Opium poppy cultivation surged in South-East Asia by 22 per cent in 2010, apparently due to the global economic crisis, with potential production value rising dramatically to $219 million, a $100 million increase over 2009, according to a United Nations report released today.
“Poverty and instability are two of the drivers which push farmers to grow, or sometimes return to growing, illicit crops,” UN Office on Drugs and Crime (UNODC) Executive Director Yury Fedotov said of his agency’s 2010 South-East Asia Opium Survey, covering Laos, Myanmar and Thailand.
While progress has been made in reducing poppy fields over the past decade, the recent global economic crisis appears to have exacerbated the situation for poor communities and tempted many to enter the drug market. The rising price of opium over the last few years has also been instrumental in making its cultivation an attractive option for many.
In terms of cultivation, there was a 22 per cent increase between 2009 and 2010 in the region as a whole. Myanmar experienced the biggest increase in actual area with cultivation shooting up by 6,400 hectares (ha), or 20 per cent, to reach 38,100 ha. In Laos the increase was the largest in percentage terms, 58 per cent, increasing from 1,900 ha to 3,000 ha. Thailand’s small cultivation increased marginally from 211 ha to 289 ha.
While poppy cultivation in South-East Asia remains well below the peak figures of the mid-1990s, when it hovered around 160,000 ha, the year-on-year increase over the past four years has been relentlessly upward, the survey shows.

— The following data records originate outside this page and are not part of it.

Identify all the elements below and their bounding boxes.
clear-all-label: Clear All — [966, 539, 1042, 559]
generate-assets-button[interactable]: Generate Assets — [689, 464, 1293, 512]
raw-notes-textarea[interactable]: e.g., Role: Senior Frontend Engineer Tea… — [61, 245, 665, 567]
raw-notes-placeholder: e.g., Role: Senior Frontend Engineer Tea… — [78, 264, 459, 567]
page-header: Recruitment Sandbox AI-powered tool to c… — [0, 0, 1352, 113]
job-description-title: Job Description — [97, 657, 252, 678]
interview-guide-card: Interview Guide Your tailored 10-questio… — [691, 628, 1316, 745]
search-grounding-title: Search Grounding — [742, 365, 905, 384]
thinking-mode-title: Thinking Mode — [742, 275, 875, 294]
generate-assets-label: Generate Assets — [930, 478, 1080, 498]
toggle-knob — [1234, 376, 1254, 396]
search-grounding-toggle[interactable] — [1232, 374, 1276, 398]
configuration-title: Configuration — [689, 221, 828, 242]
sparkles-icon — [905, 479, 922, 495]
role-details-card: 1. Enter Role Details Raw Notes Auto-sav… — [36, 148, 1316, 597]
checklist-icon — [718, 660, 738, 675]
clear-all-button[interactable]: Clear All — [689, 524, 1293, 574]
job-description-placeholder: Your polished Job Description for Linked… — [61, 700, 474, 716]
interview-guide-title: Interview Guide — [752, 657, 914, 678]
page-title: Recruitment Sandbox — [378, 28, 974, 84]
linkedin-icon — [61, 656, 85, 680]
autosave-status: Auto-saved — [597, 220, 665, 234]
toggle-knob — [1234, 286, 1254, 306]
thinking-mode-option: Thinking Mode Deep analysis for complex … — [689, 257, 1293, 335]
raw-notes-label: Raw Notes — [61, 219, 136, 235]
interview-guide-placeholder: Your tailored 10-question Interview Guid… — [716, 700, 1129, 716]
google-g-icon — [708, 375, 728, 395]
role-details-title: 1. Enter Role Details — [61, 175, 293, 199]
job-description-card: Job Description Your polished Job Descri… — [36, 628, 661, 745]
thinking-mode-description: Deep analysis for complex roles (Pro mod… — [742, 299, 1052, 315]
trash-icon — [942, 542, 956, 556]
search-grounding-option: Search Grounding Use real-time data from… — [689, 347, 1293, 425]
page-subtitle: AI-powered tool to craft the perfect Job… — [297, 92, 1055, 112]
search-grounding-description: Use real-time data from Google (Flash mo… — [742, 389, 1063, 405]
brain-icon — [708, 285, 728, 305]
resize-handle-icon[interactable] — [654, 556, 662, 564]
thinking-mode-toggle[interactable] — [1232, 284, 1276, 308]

“While Governments have increased their eradication efforts, the potential opium production in 2010 is estimated to have increased by approximately 75 per cent when compared to 2009,” Mr. Fedotov said.
Beyond the overall larger areas cultivated in all three countries, yields in Myanmar shot up from 330 tons to 580 tons, levels in Laos rose by 7 tons to 18 tons and in Thailand they increased by 36 per cent from 3 tons to 5 tons.
In terms of eradication 9,135 ha of poppy fields in the region were destroyed in 2010, up by 85 per cent from 4,939 ha the previous year.
At country-level, the authorities in Myanmar cleared an estimated 8,268 ha, a 102 per cent rise from 2009. Eradication efforts in Laos dipped by 11 per cent from 651 ha to 579 ha, while Thailand succeeded in removing 278 ha compared with the 2009 level of 201 ha.